The Office of the Under Secretary of Defense for Intelligence and Security (the office) was created after 9/11 to serve as an intelligence focal point and to oversee DOD intelligence and security activities. Since 2017, the office has gained new responsibilities and made organizational changes to accommodate them.
But a new report from the Government Accountability Office (GAO) says the office hasn’t set clear expectations for its oversight mission. For example, it hasn’t clarified roles or responsibilities for the various entities involved in oversight—risking confusion or duplicative work. GAO said the office also doesn’t have enough tools to measure progress.

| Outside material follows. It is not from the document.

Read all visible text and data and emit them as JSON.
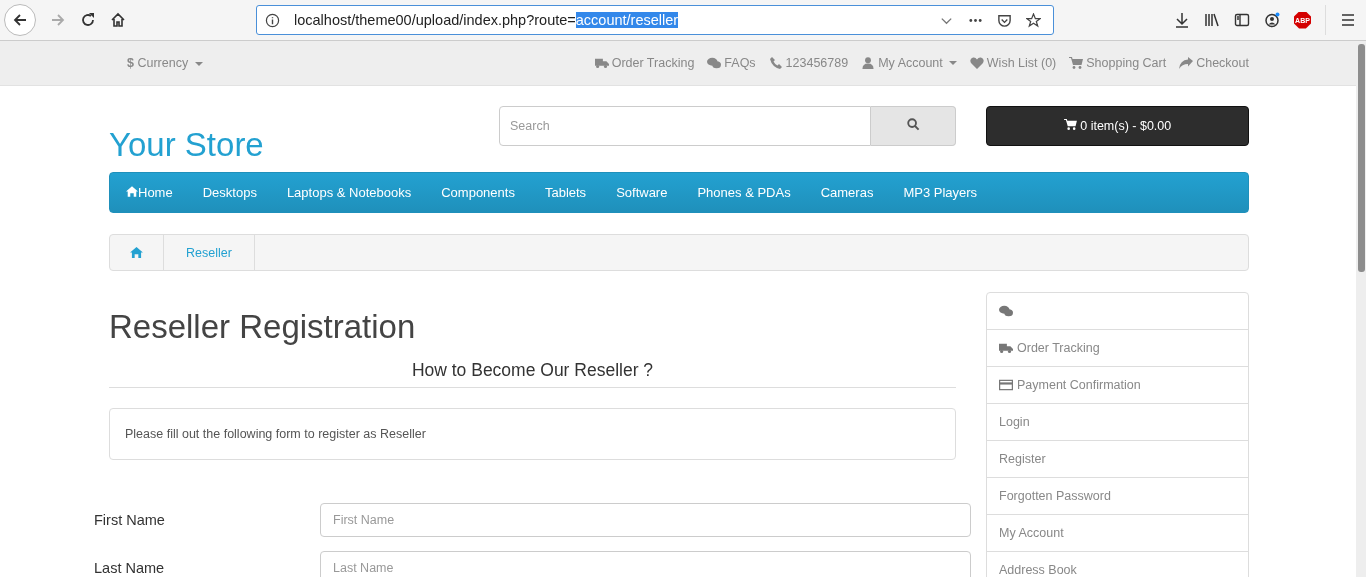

From 2017 through 2020 the office’s areas of responsibility have expanded to include artificial intelligence, law enforcement, personnel vetting, and identity intelligence. In 2018, it assumed new responsibilities to oversee and to manage defense law enforcement authorities, training, and standards, in part to consolidate all authorities and capabilities for security-related missions into the office. It has also made internal organizational changes in its directorates, in part to better align its dual intelligence and security missions under its Directors for Defense Intelligence. The office’s workforce is composed of largely non-permanent personnel to fulfill its responsibilities. According to GAO’s analysis, as of July 2020, 78 percent of the office’s workforce across the four directorates were non-permanent personnel—consisting of contractors, joint duty assignees, military/reservists, and liaison officers or detailees.
The office uses a variety of mechanisms to conduct oversight of the Defense Intelligence Enterprise and the Defense Security Enterprise (enterprises)—including policy development, inspections, and governance bodies. For example, it chairs the Defense Security Enterprise Executive Committee, which is the senior-level governance body for security policy coordination.
However, the office has experienced challenges in its enterprise oversight, including governance bodies not operating as intended and unclear roles and responsibilities. For example, GAO found that one mission area governance body had not met for several years and that the office had not established clear objectives for such bodies. In another area, Department of Defense (DOD) policy for open source intelligence designates an agency as the lead component and defines the term, but DOD does not outline the extent of the lead component’s authority. GAO said these challenges exist in part because the office has not established clear expectations for oversight, including refining business rules for governance bodies and clarifying key terms critical to oversight. Consequently, this has resulted in a lack of clarity around authorities and decision-making.
Ultimately, GAO found that the office is not well-postured to assess the effectiveness of the intelligence and security enterprises – in part because it has not developed tools to enhance accountability, such as goals, desired outcomes, and performance metrics.
GAO therefore recommends that the Under Secretary of Defense for Intelligence and Security establish clear oversight expectations and develop and use tools that enhance accountability for specific mission areas. DOD concurred and has already begun work to address the shortcomings.